Now if we can replicate that 10% to 20% prevalence rate, it is going to be an extremely meaningful driver for our business. You have to recognize that there are still many physicians out there that think the prevalence in this patient population is near zero. So our growth today has been driven by slowly educating physicians to both screen and look for this disease. But we expect that with the addition of that data, we'll see that continue to evolve. So in summary, we have a lot of different initiatives in play, but we're at the very early stages of seeing the value from those. Many of them are just getting going, and we expect to see growth not just through the rest of this year but into 2024 and beyond.

現在，如果我們能夠複製 10% 到 20% 的盛行率，這將對我們的業務產生極其有意義的推動力。您必須認識到，仍然有許多醫生認為該患者群體的盛行率接近零。因此，我們今天的發展是透過慢慢教育醫生篩檢和尋找這種疾病來推動的。但我們預計，隨著這些數據的添加，我們將看到這種情況繼續發展。總而言之，我們有許多不同的措施正在實施，但我們正處於看到這些措施價值的早期階段。其中許多才剛起步，我們預計不僅在今年剩餘時間內，而且在 2024 年及以後都會看到成長。

Excellent. I'm looking forward to your best on the CATALYST.

出色的。我期待您在 CATALYST 上取得最好的成績。

Thank you, Joon.

謝謝你，瓊。

All right.

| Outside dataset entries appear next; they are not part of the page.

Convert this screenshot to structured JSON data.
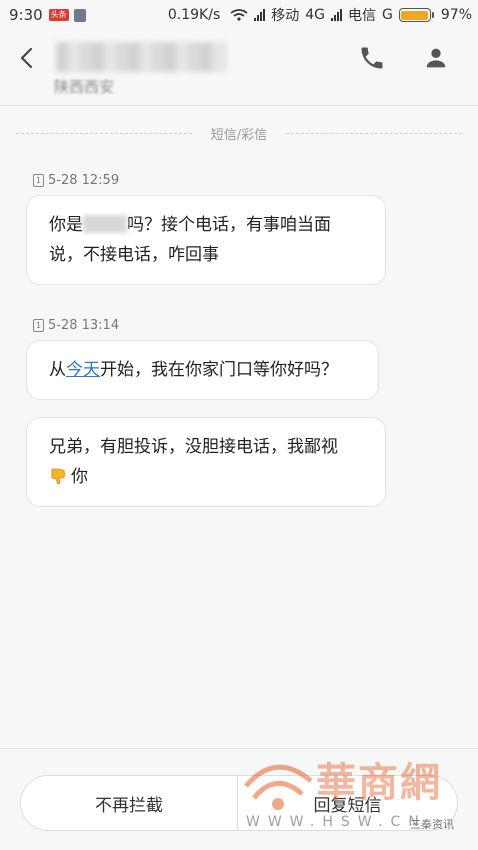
{
  "status_bar": {
    "time": "9:30",
    "news_badge": "头条",
    "network_speed": "0.19K/s",
    "carrier1": "移动",
    "network_type": "4G",
    "carrier2": "电信",
    "carrier2_type": "G",
    "battery_percent": "97%",
    "battery_level": 0.97
  },
  "header": {
    "contact_sub": "陕西西安"
  },
  "thread": {
    "divider_label": "短信/彩信",
    "groups": [
      {
        "sim": "1",
        "timestamp": "5-28 12:59",
        "messages": [
          {
            "line1_a": "你是",
            "line1_b": "吗？接个电话，有事咱当面",
            "line2": "说，不接电话，咋回事"
          }
        ]
      },
      {
        "sim": "1",
        "timestamp": "5-28 13:14",
        "messages": [
          {
            "prefix": "从",
            "link": "今天",
            "suffix": "开始，我在你家门口等你好吗？"
          },
          {
            "line1": "兄弟，有胆投诉，没胆接电话，我鄙视",
            "line2": "你"
          }
        ]
      }
    ]
  },
  "bottom_bar": {
    "left_button": "不再拦截",
    "right_button": "回复短信"
  },
  "watermark": {
    "logo_text": "華商網",
    "url": "WWW.HSW.CN",
    "wechat": "三秦资讯"
  },
  "colors": {
    "link": "#2d78c2",
    "battery": "#f1a627",
    "watermark": "#e4622a"
  }
}
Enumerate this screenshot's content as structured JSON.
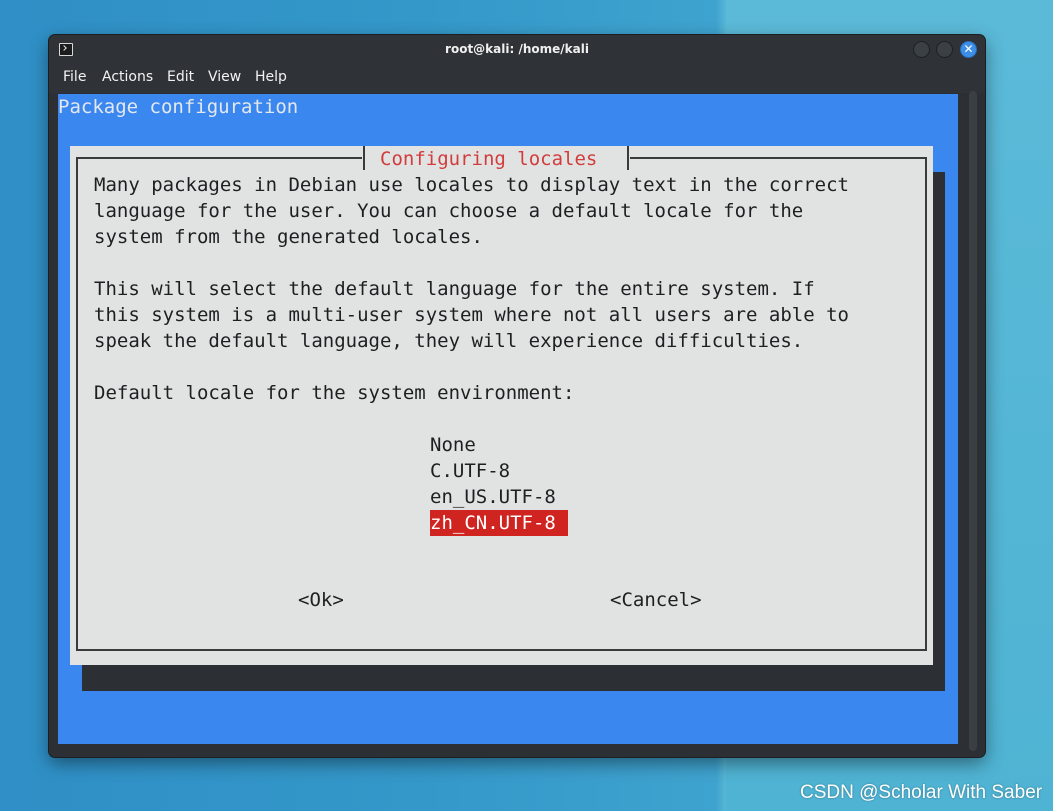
{
  "window": {
    "title": "root@kali: /home/kali",
    "close_glyph": "✕"
  },
  "menu": {
    "file": "File",
    "actions": "Actions",
    "edit": "Edit",
    "view": "View",
    "help": "Help"
  },
  "terminal": {
    "header": "Package configuration",
    "background_color": "#3b87f0"
  },
  "dialog": {
    "title": "Configuring locales",
    "paragraph1": [
      "Many packages in Debian use locales to display text in the correct",
      "language for the user. You can choose a default locale for the",
      "system from the generated locales."
    ],
    "paragraph2": [
      "This will select the default language for the entire system. If",
      "this system is a multi-user system where not all users are able to",
      "speak the default language, they will experience difficulties."
    ],
    "prompt": "Default locale for the system environment:",
    "options": [
      "None",
      "C.UTF-8",
      "en_US.UTF-8",
      "zh_CN.UTF-8"
    ],
    "selected_option": "zh_CN.UTF-8",
    "ok_label": "<Ok>",
    "cancel_label": "<Cancel>",
    "selection_color": "#d02420",
    "title_color": "#d23c3c"
  },
  "watermark": "CSDN @Scholar With Saber"
}
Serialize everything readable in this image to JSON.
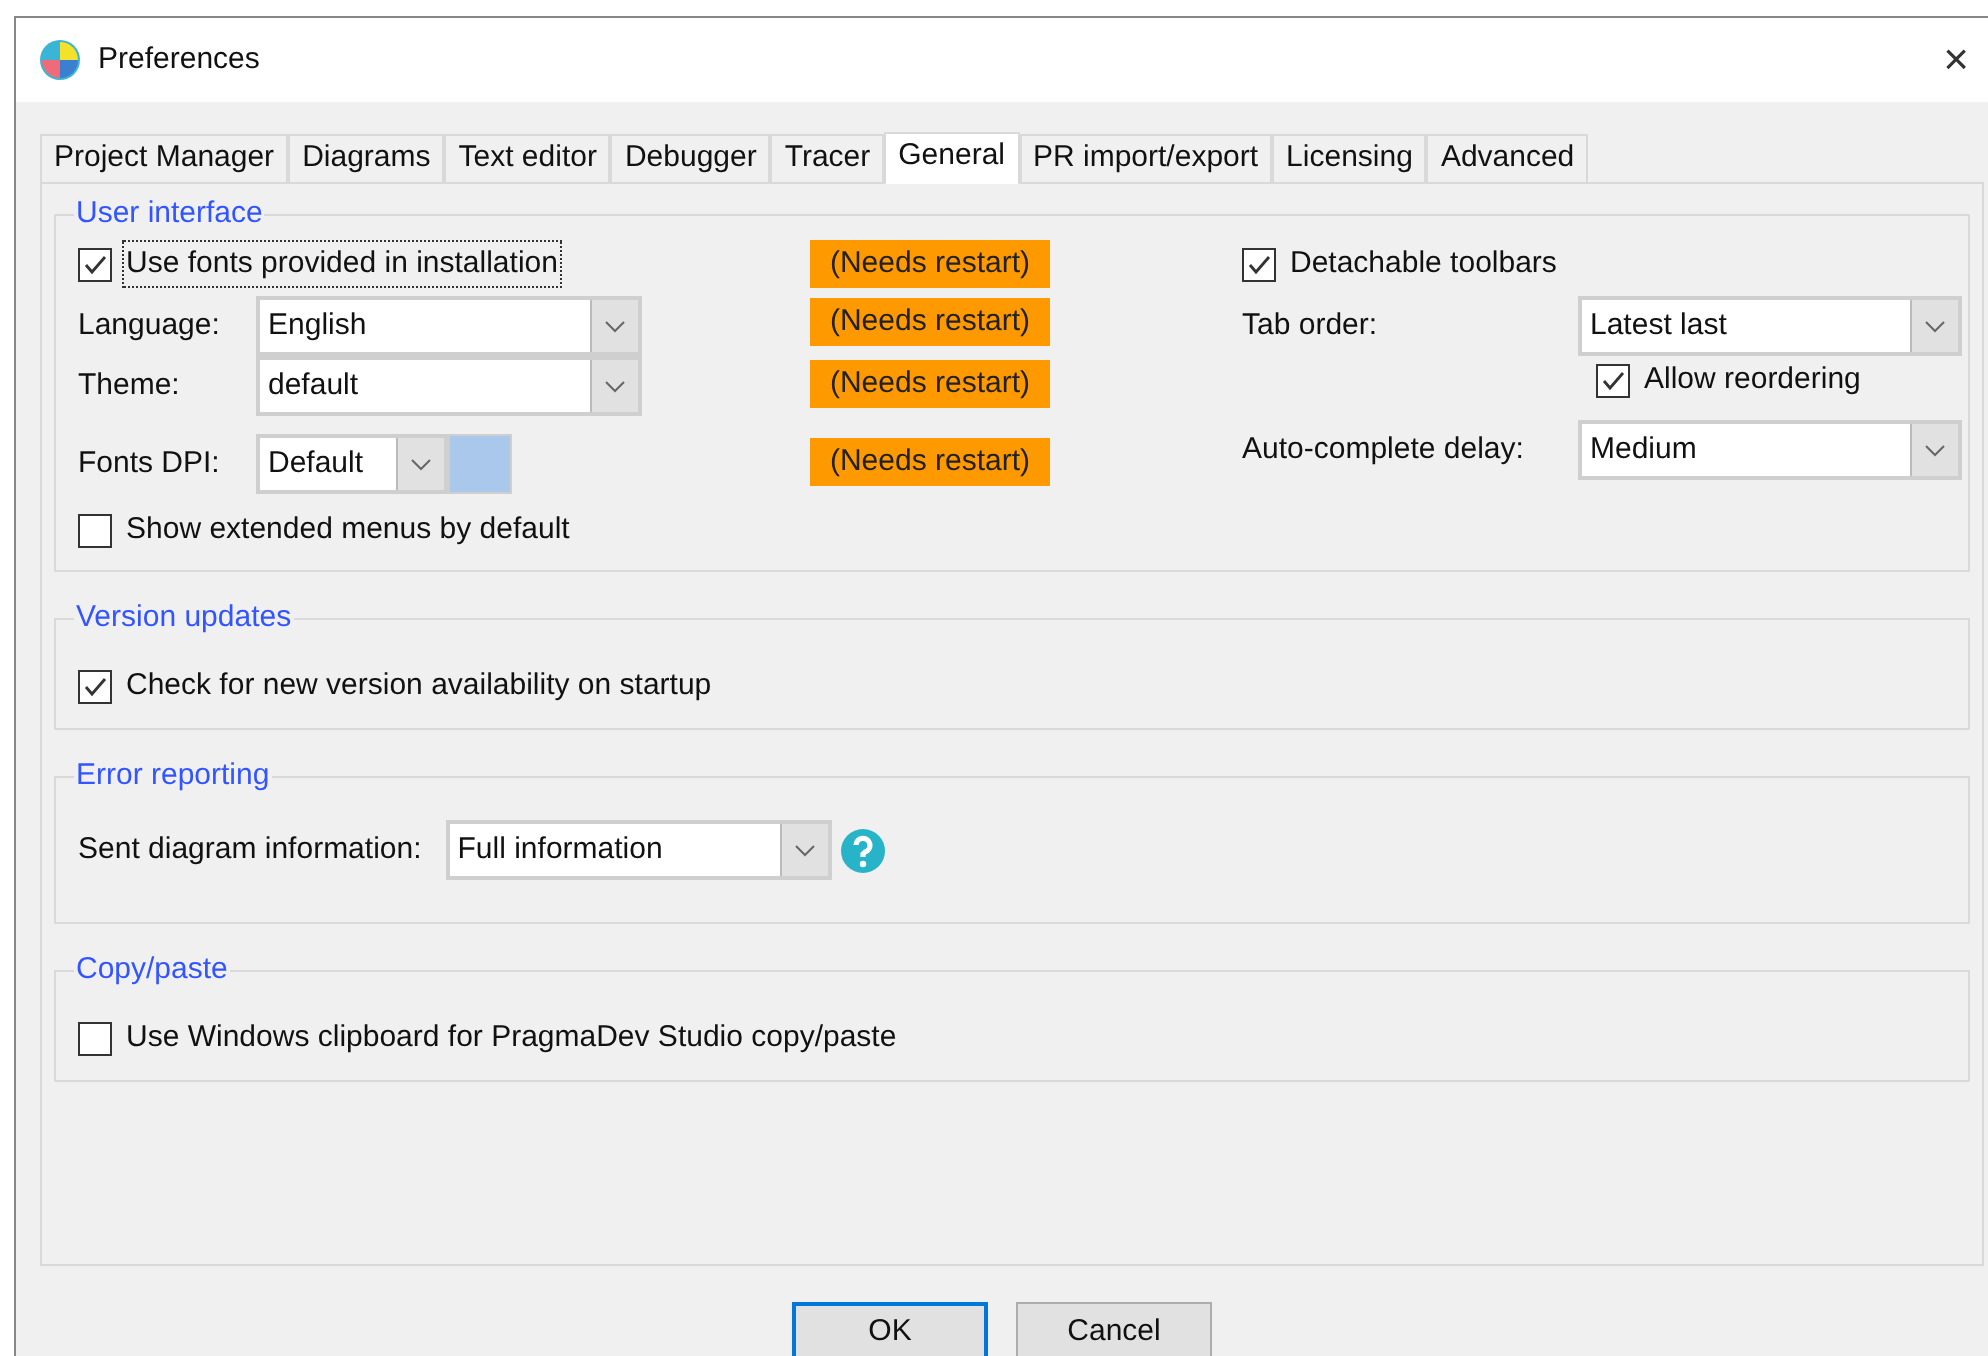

Well, listen, thank you all for tuning in this quarter. Happy day after Halloween. And we look forward to seeing you in 3 months with really progress once again. Bye-bye.

好的。好吧，聽著，謝謝大家在本季的調音。萬聖節過後快樂的一天。我們期待在 3 個月後再次見到您取得真正的進步。再見。

Thank you for your participation in today's conference. This does conclude the program. You may now disconnect.

感謝您參加今天的會議。這確實結束了該程式。您現在可以斷開連線。